I’ve spent the better part of a day now wrestling with web deployment projects, and I am ready to conclude that they are too rigid to be useful for practical scenarios. Here’s what I wanted to do:
- Create a directory structure for my web app and all its dependencies. This means not just the folder for the virtual directory, but a folder for log files, a folder for the DAL plug-in, a folder for scripts, and a folder for misc. other things.
- Compile my web app, copying all the necessary ASP.NET files and DLLs to a folder in the directory structure I created.
- Move (manually for now) this directory structure to production.
- Drop in the necessary resource files and other config changes.
- Actually use the web app without it exploding.
That last part is where things went wrong. Not only could I not use my web app, but it did actually explode in a mess of "You can’t have an App_GlobalResources folder!" and "I found ProfileCommon in two DLLs because I’m st00pid!" Fun, fun. Turns out all this headache is caused by how Web Deployment Projects do the precompile. Even if I tell it that I want the site to be updatable, it still won’t let me change something as simple as my resource files.
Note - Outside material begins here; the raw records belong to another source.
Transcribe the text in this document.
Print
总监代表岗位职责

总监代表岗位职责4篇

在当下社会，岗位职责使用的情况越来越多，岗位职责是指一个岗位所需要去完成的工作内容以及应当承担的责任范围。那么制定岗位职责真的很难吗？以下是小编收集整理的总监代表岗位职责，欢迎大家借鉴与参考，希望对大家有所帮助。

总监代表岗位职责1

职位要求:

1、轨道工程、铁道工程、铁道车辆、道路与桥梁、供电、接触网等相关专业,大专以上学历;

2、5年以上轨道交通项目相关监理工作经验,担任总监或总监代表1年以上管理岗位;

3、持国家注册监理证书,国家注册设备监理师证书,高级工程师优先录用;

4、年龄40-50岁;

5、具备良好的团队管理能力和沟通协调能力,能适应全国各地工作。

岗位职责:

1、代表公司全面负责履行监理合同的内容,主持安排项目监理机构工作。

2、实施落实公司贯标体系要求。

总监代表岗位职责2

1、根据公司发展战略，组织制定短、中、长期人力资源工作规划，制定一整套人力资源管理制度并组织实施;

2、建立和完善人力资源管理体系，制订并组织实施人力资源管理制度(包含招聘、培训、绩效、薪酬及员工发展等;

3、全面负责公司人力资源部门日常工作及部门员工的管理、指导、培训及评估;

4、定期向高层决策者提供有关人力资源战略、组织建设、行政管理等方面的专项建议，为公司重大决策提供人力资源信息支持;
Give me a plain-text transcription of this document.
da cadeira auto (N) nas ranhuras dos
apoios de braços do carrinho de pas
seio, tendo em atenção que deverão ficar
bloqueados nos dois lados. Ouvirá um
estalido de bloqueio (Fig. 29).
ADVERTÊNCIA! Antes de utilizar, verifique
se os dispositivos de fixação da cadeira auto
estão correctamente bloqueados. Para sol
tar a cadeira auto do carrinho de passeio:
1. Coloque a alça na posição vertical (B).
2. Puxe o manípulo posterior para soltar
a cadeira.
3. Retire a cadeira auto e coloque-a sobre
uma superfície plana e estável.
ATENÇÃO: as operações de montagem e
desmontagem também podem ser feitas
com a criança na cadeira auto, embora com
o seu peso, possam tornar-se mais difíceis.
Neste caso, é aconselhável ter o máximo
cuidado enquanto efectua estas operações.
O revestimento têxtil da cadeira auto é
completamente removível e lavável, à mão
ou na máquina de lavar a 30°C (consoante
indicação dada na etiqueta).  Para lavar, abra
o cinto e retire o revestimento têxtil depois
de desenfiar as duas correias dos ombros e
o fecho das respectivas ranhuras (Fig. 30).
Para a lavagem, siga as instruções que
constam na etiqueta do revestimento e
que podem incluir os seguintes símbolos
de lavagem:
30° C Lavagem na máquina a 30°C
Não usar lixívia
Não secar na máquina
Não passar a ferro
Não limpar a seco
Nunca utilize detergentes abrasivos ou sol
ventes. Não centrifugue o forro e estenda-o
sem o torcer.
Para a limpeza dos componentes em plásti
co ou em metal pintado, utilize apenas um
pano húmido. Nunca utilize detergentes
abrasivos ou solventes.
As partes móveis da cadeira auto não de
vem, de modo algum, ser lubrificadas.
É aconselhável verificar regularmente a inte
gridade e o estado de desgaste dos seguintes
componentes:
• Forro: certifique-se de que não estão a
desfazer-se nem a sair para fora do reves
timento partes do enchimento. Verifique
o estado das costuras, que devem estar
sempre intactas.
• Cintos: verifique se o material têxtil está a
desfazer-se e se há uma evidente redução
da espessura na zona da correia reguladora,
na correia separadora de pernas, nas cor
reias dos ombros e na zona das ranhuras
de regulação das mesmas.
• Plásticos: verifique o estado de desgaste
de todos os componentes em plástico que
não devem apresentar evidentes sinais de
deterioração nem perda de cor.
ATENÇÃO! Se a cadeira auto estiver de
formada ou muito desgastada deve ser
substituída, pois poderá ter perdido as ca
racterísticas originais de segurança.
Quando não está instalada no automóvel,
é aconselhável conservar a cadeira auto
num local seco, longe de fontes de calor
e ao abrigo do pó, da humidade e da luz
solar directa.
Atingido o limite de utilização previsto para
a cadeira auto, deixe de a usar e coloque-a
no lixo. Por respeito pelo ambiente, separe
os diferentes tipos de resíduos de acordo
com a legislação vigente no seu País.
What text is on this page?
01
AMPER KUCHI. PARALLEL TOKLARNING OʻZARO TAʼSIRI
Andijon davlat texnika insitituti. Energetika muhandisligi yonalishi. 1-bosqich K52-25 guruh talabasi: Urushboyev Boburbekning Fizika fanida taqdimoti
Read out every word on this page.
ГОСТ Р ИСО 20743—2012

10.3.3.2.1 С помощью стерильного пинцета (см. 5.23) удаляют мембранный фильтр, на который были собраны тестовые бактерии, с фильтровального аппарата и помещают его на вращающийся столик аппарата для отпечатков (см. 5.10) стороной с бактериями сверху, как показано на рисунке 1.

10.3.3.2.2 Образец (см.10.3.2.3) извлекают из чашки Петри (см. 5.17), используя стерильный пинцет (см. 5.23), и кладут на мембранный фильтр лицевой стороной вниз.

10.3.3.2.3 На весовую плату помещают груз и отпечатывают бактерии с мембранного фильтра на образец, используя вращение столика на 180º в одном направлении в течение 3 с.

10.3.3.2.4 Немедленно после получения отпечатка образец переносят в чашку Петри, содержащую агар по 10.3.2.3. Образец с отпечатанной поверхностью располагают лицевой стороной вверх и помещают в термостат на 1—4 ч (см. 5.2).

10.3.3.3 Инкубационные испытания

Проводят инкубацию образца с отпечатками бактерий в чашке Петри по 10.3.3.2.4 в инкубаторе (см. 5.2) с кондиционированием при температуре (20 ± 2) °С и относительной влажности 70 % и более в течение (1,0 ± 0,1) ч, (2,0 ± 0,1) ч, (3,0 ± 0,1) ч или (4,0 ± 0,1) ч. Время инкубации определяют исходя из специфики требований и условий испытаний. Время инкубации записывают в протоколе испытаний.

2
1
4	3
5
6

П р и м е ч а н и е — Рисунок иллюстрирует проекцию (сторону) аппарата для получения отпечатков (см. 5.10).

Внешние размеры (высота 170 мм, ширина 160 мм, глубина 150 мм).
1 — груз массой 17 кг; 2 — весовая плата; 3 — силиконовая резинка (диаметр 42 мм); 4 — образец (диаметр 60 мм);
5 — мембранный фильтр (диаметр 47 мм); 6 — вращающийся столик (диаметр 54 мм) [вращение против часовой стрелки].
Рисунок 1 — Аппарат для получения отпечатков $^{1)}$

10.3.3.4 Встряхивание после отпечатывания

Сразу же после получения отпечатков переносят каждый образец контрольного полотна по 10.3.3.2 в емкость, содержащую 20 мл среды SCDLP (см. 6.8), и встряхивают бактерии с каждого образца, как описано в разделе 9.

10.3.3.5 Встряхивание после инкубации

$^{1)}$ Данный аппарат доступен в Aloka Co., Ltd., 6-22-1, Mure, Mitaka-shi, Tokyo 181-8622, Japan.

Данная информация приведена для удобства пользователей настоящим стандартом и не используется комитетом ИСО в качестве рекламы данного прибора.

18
I also can’t change App_Code (doesn’t happen often, but we have dropped hotfixes in to production from time to time).
I tried to fix things by editing the WDP’s MSBuild script, but that was an epic failure. The thing exposes a few points for you to extend, but they’re nothing more than pre/post build events. I can’t actually fix it no matter what combination of settings I try, either.
Instead, I’m going to just create my own MSBuild script to do all this from scratch. In the end, I think it will be much less painful. Check back on Monday for the first part of the script.
PS: No new "How to run a software development company (INTO THE GROUND)" this week, sorry! I’ve got plenty of things I *could* say on the topic, but they’re less on the funny side and more on the sad, depressing side and not very entertaining.